Age & Gravity

Our dog Kate was a healthy 150-pound St. Bernard, large by any measure. Like all dogs with over-sized cheeks, she drooled – long, stringy spit Dad called “zingers” because when she shook her massive head they would let loose, fly, and stick to anything within 12 feet: a cupboard door, the TV screen, an unsuspecting visitor’s pant leg.

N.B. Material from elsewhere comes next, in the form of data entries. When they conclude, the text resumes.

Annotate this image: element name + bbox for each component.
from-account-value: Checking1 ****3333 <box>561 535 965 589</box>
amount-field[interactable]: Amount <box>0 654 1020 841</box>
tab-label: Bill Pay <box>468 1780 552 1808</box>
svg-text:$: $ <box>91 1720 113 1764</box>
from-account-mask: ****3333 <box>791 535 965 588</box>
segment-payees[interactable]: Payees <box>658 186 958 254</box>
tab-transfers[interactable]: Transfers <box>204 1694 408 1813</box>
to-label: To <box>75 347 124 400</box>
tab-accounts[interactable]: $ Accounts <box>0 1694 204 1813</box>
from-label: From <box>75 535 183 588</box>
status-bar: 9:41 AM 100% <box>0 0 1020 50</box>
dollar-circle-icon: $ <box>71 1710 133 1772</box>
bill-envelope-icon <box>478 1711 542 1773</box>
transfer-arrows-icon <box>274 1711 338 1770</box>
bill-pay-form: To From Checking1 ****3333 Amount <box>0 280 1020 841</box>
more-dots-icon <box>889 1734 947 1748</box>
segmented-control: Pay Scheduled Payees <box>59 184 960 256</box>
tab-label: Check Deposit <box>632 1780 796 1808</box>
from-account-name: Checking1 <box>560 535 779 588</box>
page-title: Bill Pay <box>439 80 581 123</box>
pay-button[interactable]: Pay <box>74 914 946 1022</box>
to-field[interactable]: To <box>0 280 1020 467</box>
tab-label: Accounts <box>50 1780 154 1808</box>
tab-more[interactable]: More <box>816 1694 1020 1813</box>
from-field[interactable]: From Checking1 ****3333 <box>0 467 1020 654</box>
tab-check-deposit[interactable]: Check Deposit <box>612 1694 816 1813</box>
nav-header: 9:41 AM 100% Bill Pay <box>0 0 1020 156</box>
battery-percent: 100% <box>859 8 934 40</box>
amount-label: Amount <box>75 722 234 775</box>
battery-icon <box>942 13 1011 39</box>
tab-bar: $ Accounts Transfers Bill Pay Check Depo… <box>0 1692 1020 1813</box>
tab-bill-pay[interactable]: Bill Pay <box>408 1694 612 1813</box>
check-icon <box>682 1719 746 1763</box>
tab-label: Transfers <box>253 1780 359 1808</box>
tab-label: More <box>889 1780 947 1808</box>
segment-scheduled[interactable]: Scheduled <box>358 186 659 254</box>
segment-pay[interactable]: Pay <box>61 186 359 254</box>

Recently I have discovered upon waking up there is often a slick of cold saliva on my pillow. Thanks to age and gravity, like Katie the St. Bernard, I now have over-sized cheeks, or – as the plastic surgeon calls them – dewlaps.

Lost Things

I fear losing this world.
Silly. I won’t be here
when the sun goes
supernova. Even if
I live another 50 years
I probably won’t see the
last of the precious metals
used to build our playthings
dug from the earth.
I wonder what we’ll eat
that is fresh and juicy
when the sweet drone
of pollinators has been silenced.

I’ve heard people say,
perhaps with hope,
that the earth will survive
the human assault while
causing our own annihilation.
I doubt that. We’re insidiously
wired to populate, programmed
to look beyond our star, to
load up the Conestoga wagon
and hit the Milky Way trail.
We’ll leave landfills
and cesspools behind us
to burn, marked by the
crosses of elephant bones.

Smarter than your average spider

I hurried across the wet grass to where the outdoor cats were waiting for their breakfast. I wished I could slow down to enjoy the morning, still dim and cool, but I was late, always late on workdays. Every morning I forgot to duck the spider’s home strung across the path. Every time I screeched when the gauzy string hit my forehead and dragged through my hair. Every day I redirected the spider, shiny and black, scolding it as I moved one of the strands, “Why can’t you stay in the tree?” Surely one of us could learn. Hopefully the one with cobweb stuck to her glasses.

Update: The spider moved her web up two branches last night.